Литмир - Электронная Библиотека
Содержание  
A
A

Александр не тяготился жизнью в Шатле — впервые за последние годы юный шевалье столкнулся с почтительностью окружающих. В Азе-ле-Ридо наставники Александра были столь строги, что неизменно требовали почтения к себе, а не к своему ученику. При дворе юный шевалье превратился сначала в слугу, а затем и в забаву скучавших придворных, и только в Шатле, да на улицах Парижа ощутил себя дворянином.
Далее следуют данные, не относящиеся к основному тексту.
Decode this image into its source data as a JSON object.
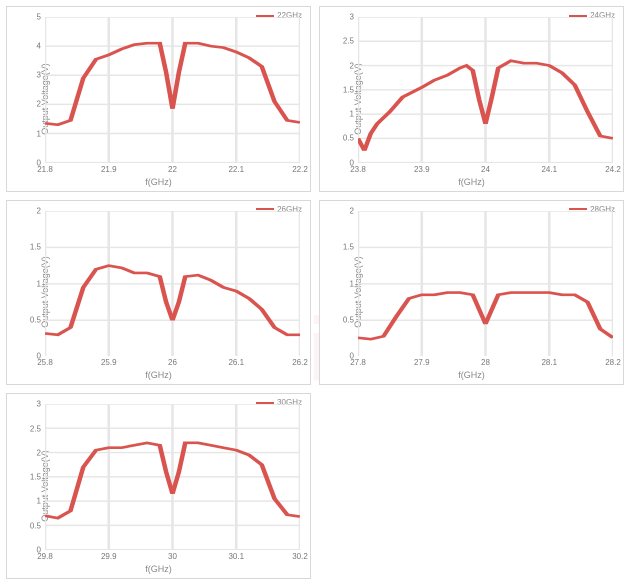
{
  "watermark": "iris",
  "line_color": "#d9534f",
  "grid_color": "#e6e6e6",
  "background_color": "#ffffff",
  "border_color": "#d8d8d8",
  "text_color": "#888888",
  "xlabel": "f(GHz)",
  "ylabel": "Output Voltage(V)",
  "label_fontsize": 9,
  "tick_fontsize": 8,
  "line_width": 1.8,
  "charts": [
    {
      "type": "line",
      "legend": "22GHz",
      "xlim": [
        21.8,
        22.2
      ],
      "ylim": [
        0,
        5
      ],
      "ytick_step": 1,
      "xticks": [
        21.8,
        21.9,
        22,
        22.1,
        22.2
      ],
      "x": [
        21.8,
        21.82,
        21.84,
        21.86,
        21.88,
        21.9,
        21.92,
        21.94,
        21.96,
        21.98,
        21.99,
        22.0,
        22.01,
        22.02,
        22.04,
        22.06,
        22.08,
        22.1,
        22.12,
        22.14,
        22.16,
        22.18,
        22.2
      ],
      "y": [
        1.35,
        1.3,
        1.45,
        2.9,
        3.55,
        3.7,
        3.9,
        4.05,
        4.1,
        4.1,
        3.1,
        1.85,
        3.1,
        4.1,
        4.1,
        4.0,
        3.95,
        3.8,
        3.6,
        3.3,
        2.1,
        1.45,
        1.38
      ]
    },
    {
      "type": "line",
      "legend": "24GHz",
      "xlim": [
        23.8,
        24.2
      ],
      "ylim": [
        0,
        3
      ],
      "ytick_step": 0.5,
      "xticks": [
        23.8,
        23.9,
        24,
        24.1,
        24.2
      ],
      "x": [
        23.8,
        23.81,
        23.82,
        23.83,
        23.85,
        23.87,
        23.9,
        23.92,
        23.94,
        23.96,
        23.97,
        23.98,
        23.99,
        24.0,
        24.01,
        24.02,
        24.04,
        24.06,
        24.08,
        24.1,
        24.12,
        24.14,
        24.16,
        24.18,
        24.2
      ],
      "y": [
        0.5,
        0.25,
        0.6,
        0.8,
        1.05,
        1.35,
        1.55,
        1.7,
        1.8,
        1.95,
        2.0,
        1.9,
        1.3,
        0.8,
        1.35,
        1.95,
        2.1,
        2.05,
        2.05,
        2.0,
        1.85,
        1.6,
        1.05,
        0.55,
        0.5
      ]
    },
    {
      "type": "line",
      "legend": "26GHz",
      "xlim": [
        25.8,
        26.2
      ],
      "ylim": [
        0,
        2
      ],
      "ytick_step": 0.5,
      "xticks": [
        25.8,
        25.9,
        26,
        26.1,
        26.2
      ],
      "x": [
        25.8,
        25.82,
        25.84,
        25.86,
        25.88,
        25.9,
        25.92,
        25.94,
        25.96,
        25.98,
        25.99,
        26.0,
        26.01,
        26.02,
        26.04,
        26.06,
        26.08,
        26.1,
        26.12,
        26.14,
        26.16,
        26.18,
        26.2
      ],
      "y": [
        0.32,
        0.3,
        0.4,
        0.95,
        1.2,
        1.25,
        1.22,
        1.15,
        1.15,
        1.1,
        0.75,
        0.5,
        0.75,
        1.1,
        1.12,
        1.05,
        0.95,
        0.9,
        0.8,
        0.65,
        0.4,
        0.3,
        0.3
      ]
    },
    {
      "type": "line",
      "legend": "28GHz",
      "xlim": [
        27.8,
        28.2
      ],
      "ylim": [
        0,
        2
      ],
      "ytick_step": 0.5,
      "xticks": [
        27.8,
        27.9,
        28,
        28.1,
        28.2
      ],
      "x": [
        27.8,
        27.82,
        27.84,
        27.86,
        27.88,
        27.9,
        27.92,
        27.94,
        27.96,
        27.98,
        27.99,
        28.0,
        28.01,
        28.02,
        28.04,
        28.06,
        28.08,
        28.1,
        28.12,
        28.14,
        28.16,
        28.18,
        28.2
      ],
      "y": [
        0.26,
        0.24,
        0.28,
        0.55,
        0.8,
        0.85,
        0.85,
        0.88,
        0.88,
        0.85,
        0.65,
        0.45,
        0.65,
        0.85,
        0.88,
        0.88,
        0.88,
        0.88,
        0.85,
        0.85,
        0.75,
        0.38,
        0.26
      ]
    },
    {
      "type": "line",
      "legend": "30GHz",
      "xlim": [
        29.8,
        30.2
      ],
      "ylim": [
        0,
        3
      ],
      "ytick_step": 0.5,
      "xticks": [
        29.8,
        29.9,
        30,
        30.1,
        30.2
      ],
      "x": [
        29.8,
        29.82,
        29.84,
        29.86,
        29.88,
        29.9,
        29.92,
        29.94,
        29.96,
        29.98,
        29.99,
        30.0,
        30.01,
        30.02,
        30.04,
        30.06,
        30.08,
        30.1,
        30.12,
        30.14,
        30.16,
        30.18,
        30.2
      ],
      "y": [
        0.7,
        0.65,
        0.8,
        1.7,
        2.05,
        2.1,
        2.1,
        2.15,
        2.2,
        2.15,
        1.6,
        1.15,
        1.6,
        2.2,
        2.2,
        2.15,
        2.1,
        2.05,
        1.95,
        1.75,
        1.05,
        0.72,
        0.68
      ]
    }
  ]
}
Правда, дворянин из Александра получался странный. Слоняясь вместе со старшим сыном Кабоша по столице, знакомясь со шлюхами, ворами, мошенниками и браво, Александр с головой окунулся в жизнь висельников Парижа. Как уверял Жером, все эти люди рано или поздно должны были попасть в руки его отца, но пока были самыми занимательными и веселыми людьми столицы. Шлюхи всегда были готовы порадовать белокурого красавчика печеньем или вафлями, называли «маленьким принцем» и явно выделяли среди прочих сорванцов Парижа. Воры восторгались его тонкими пальцами и деликатным сложением, ибо благодаря первому можно было легко вытащить из кармана платок, а благодаря второму — запихнуть мальчишку в самое маленькое оконце. Шулеры учили Александра передергивать в карты, восхищались памятью и сообразительностью пажа, и даже подарили талантливому ученику кости со свинцом, на которых всегда выпадало двенадцать. Браво также не оставили юного шевалье вниманием. Себастьен Мало научил Александра неслышно подбираться к любому врагу и бесшумно подниматься по любой, даже самой скрипучей лестнице. Жанно Кастет объяснил, что и обычная тарелка в умелых руках может стать грозным оружием. А сам великий Ле Нуази преподал беглому пажу несколько уроков метания ножей — для шпаги гнилозубый мэтр признал Александра пока слабоватым.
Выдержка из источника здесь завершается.